Les deux camps, qui avaient préparé des rassemblements en plein air à Vienne, ont fait patienter les militants avec de la musique par une chaude soirée de printemps.
A la soirée du FPÖ, Henriette Hakl, 72 ans, une militante de longue date, se félicitait du score de son candidat: « on s’est enfin débarrassé des clichés sur le parti. Quand on dit que je suis d’extrême droite je me sens offensée (…). Pourquoi nous renvoie-t-on toujours l’image de nazis, j’en ai plus qu’assez », confiait celle qui se décrit comme « une enfant de l’après-guerre ».
– « Thriller politique »
La satisfaction, et l’espoir de l’emporter, étaient aussi patents dans le camp Van der Bellen: « Très peu de monde pensait que je pourrais y arriver », a lancé dimanche soir cet ancien universitaire de 72 ans qui dit avoir senti « un élan parmi les électeurs » durant les deux dernières semaines de campagne.
Les partis social-démocrate (SPÖ) et conservateur (ÖVP), au pouvoir depuis la Seconde guerre mondiale, ont subi une déroute historique au premier tour, sur fond de crise migratoire et de morosité économique. Ils n’avaient pas donné de consigne de vote, même si plusieurs responsables s’étaient prononcés individuellement.
Pour l’analyste Karin Cvrtila, « une bonne campagne » entre les deux tours a permis à l’ancien chef des Verts de remonter son retard, aboutissant à un véritable « thriller politique ».
Quelque 6,4 millions d’électeurs étaient appelés à désigner un successeur au social-démocrate Heinz Fischer, qui achève son second mandat.
La participation estimée, à plus de 70%, était en hausse par rapport au premier tour, le 24 avril.
M. Hofer était alors arrivé largement en tête avec 35% des suffrages, meilleur score à un scrutin national de son parti, le FPÖ. M. Van der Bellen avait recueilli 21,3% des voix.

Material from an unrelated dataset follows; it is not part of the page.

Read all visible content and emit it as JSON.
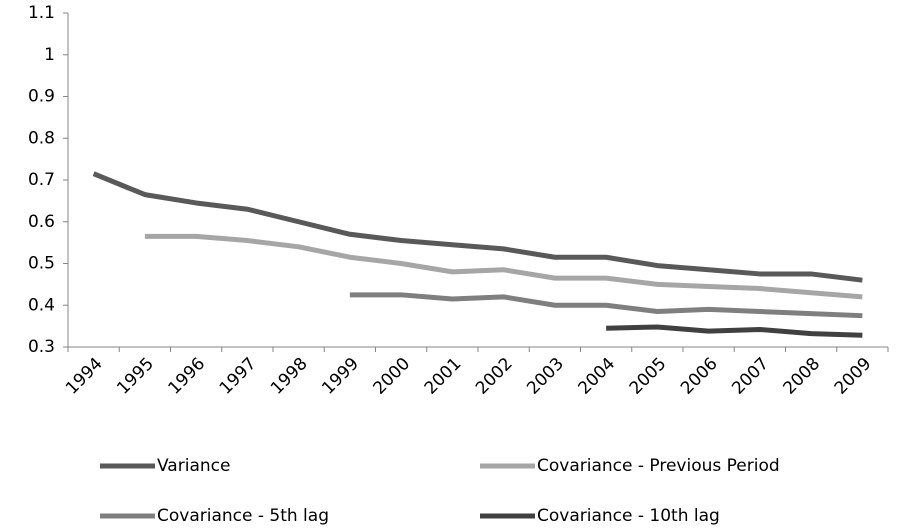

En Autriche, le président n’intervient pas dans la gestion quotidienne du pays mais dispose de prérogatives importantes comme celle de révoquer le gouvernement, une option que n’a pas exclu le candidat du FPÖ « en dernier recours ».
– « Président actif » –
Le président de la Commission européenne, Jean-Claude Juncker, a exprimé sa crainte d’une victoire de « la droite pure et dure et l’extrême droite », une perspective applaudie en revanche par le Front national (FN) français.
En 2000, l’entrée au gouvernement autrichien du FPÖ, alors dirigé par Jörg Haider, avait provoqué des sanctions européennes.
M. Hofer s’est gardé pendant la campagne des dérapages ouvertement xénophobes qui avaient fait la marque de son parti par le passé.
Militant depuis sa jeunesse au FPÖ, ce député policé a principalement axé son discours sur l’emploi et le niveau de vie des Autrichiens, assurant qu’il n’entendait pas voir son pays quitter l’UE, à moins que la Turquie n’y adhère.
Mais M. Hofer, un proche conseiller du chef du FPÖ Heinz-Christian Strache, a prévenu qu’il entendait être un « président actif ».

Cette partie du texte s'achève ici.